Barınma, ısınma, elektrik ve gıda gibi temel harcama kalemlerindeki fiyat artışları çok ciddi seviyelere ulaşmıştır. Doğalgaz konut tarifesi 1 Ocak’ta yüzde 25, 1 Nisan’da yüzde 35 ve son olarak 1 Haziran itibarıyla yüzde 30 oranlarında yapılan üç zamla birlikte yılbaşından bu yana toplam yüzde 120 oranında zamlanmıştır. Elektrik fiyatları son altı ayda yüzde 151 artmıştır. Biz toplu sözleşme taslağını hazırlarken TÜİK’in enflasyon oranı yüzde 40’lardaydı. Mayıs ayında TÜİK’ in açıkladığı çakma enflasyon oranı bile yüzde 73,5’lerde. Bizim isteyip de belediyenin vermediği ücret dahi her geçen gün eriyor. İktidarın akla mantığa ve bilime aykırı politikaları nedeniyle, her gün temel gıda maddelerine zamlar yağıyor. Artık işçinin fedakarlık yapacak hali kalmadı. Belediyelerin içinde bulunduğu ekonomik sıkıntıları da anlıyoruz, yaşıyoruz. Ancak, krizin, pandeminin, savaşın sorumlusu biz emekçiler değiliz. Hep işçiden fedakarlık bekleniyor. Artık yeter! Bizim fedakarlık yapacak halimiz kalmadı.

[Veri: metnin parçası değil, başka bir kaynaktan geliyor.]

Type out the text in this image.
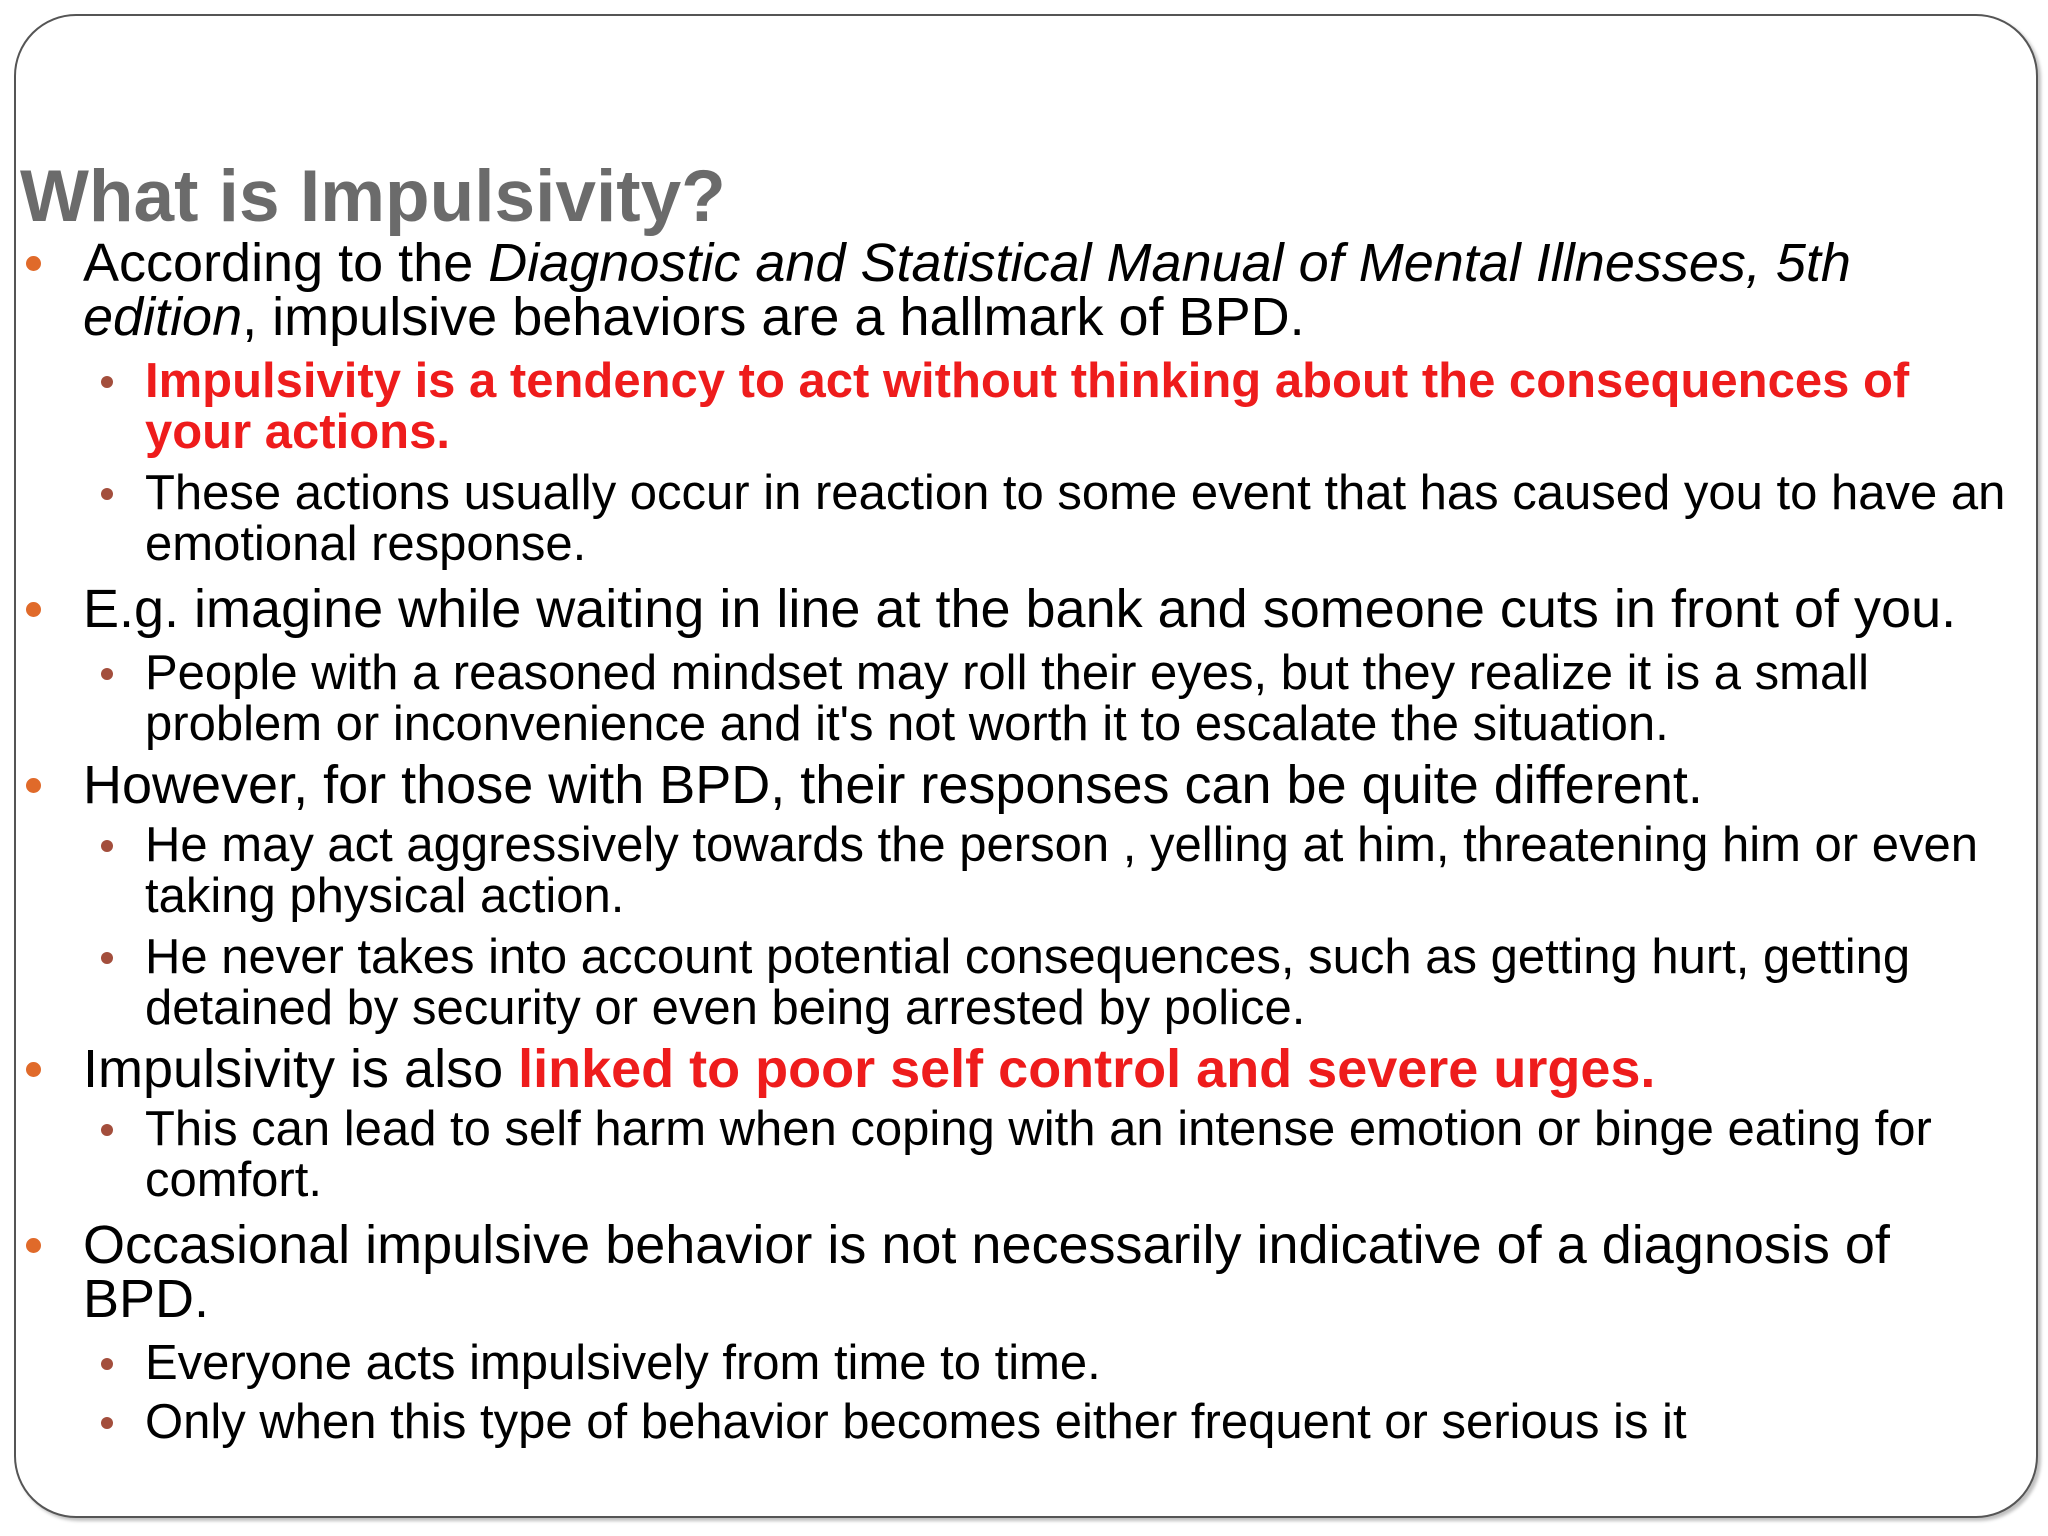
What is Impulsivity?
According to the Diagnostic and Statistical Manual of Mental Illnesses, 5th edition, impulsive behaviors are a hallmark of BPD.
Impulsivity is a tendency to act without thinking about the consequences of your actions.
These actions usually occur in reaction to some event that has caused you to have an emotional response.
E.g. imagine while waiting in line at the bank and someone cuts in front of you.
People with a reasoned mindset may roll their eyes, but they realize it is a small problem or inconvenience and it's not worth it to escalate the situation.
However, for those with BPD, their responses can be quite different.
He may act aggressively towards the person , yelling at him, threatening him or even taking physical action.
He never takes into account potential consequences, such as getting hurt, getting detained by security or even being arrested by police.
Impulsivity is also linked to poor self control and severe urges.
This can lead to self harm when coping with an intense emotion or binge eating for comfort.
Occasional impulsive behavior is not necessarily indicative of a diagnosis of BPD.
Everyone acts impulsively from time to time.
Only when this type of behavior becomes either frequent or serious is it
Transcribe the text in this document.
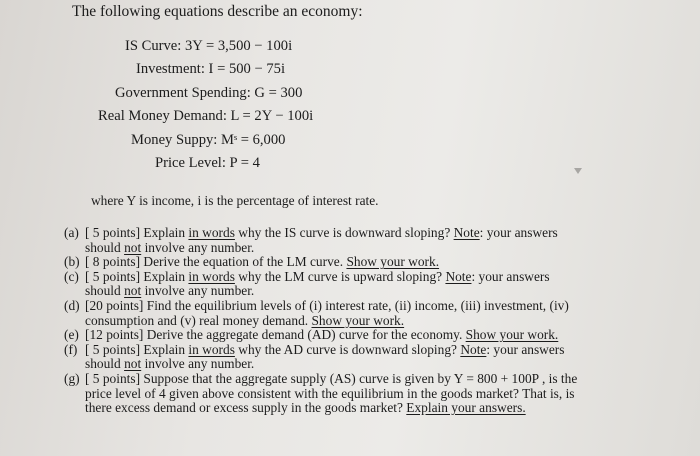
The following equations describe an economy:
IS Curve: 3Y = 3,500 − 100i
Investment: I = 500 − 75i
Government Spending: G = 300
Real Money Demand: L = 2Y − 100i
Money Suppy: Mˢ = 6,000
Price Level: P = 4
where Y is income, i is the percentage of interest rate.
(a) [ 5 points] Explain in words why the IS curve is downward sloping? Note: your answers
should not involve any number.
(b) [ 8 points] Derive the equation of the LM curve. Show your work.
(c) [ 5 points] Explain in words why the LM curve is upward sloping? Note: your answers
should not involve any number.
(d) [20 points] Find the equilibrium levels of (i) interest rate, (ii) income, (iii) investment, (iv)
consumption and (v) real money demand. Show your work.
(e) [12 points] Derive the aggregate demand (AD) curve for the economy. Show your work.
(f) [ 5 points] Explain in words why the AD curve is downward sloping? Note: your answers
should not involve any number.
(g) [ 5 points] Suppose that the aggregate supply (AS) curve is given by Y = 800 + 100P , is the
price level of 4 given above consistent with the equilibrium in the goods market? That is, is
there excess demand or excess supply in the goods market? Explain your answers.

“ARTIK YETER BÖYLE GİTMEZ”
Yaşam pahalı, emek ucuz olamaz. Yaşamın pahalı, emeğin ucuz olduğu bu düzenin karşısına “Artık yeter böyle gitmez” diyoruz. Sefalet ücretlerine teslim olmayacağız. Yüksek enflasyon ortamında, erken kalkanın ilk zammı yaptığı, kimsenin de hesap sormadığı bu ekonomik düzenin sorumlusu emekçiler değildir. Biz emekçiler bu sistemin mağduruyuz. Biz insanca bir yaşam için, enflasyon karşısında ezilmediğimiz bir ücret talep ediyoruz. Biz geçim derdindeyiz. Kimse bizim ekmek davamızı kendi siyasi çıkar ve hesaplaşmalarının aracı yapmasın.
“GELİN BU SÜRECİ MASADA BİTİRELİM”
Biz, belediyenin kasasını istemiyoruz. Bu sürecin masada bitmesi için ısrarlı çabamıza devam edeceğiz. Çünkü bizim amacımız üzüm yemektir, bağcıyı dövmek değil. Gelin bu süreci masada bitirelim. El ele omuz omuza halayımızı birlikte çekelim.”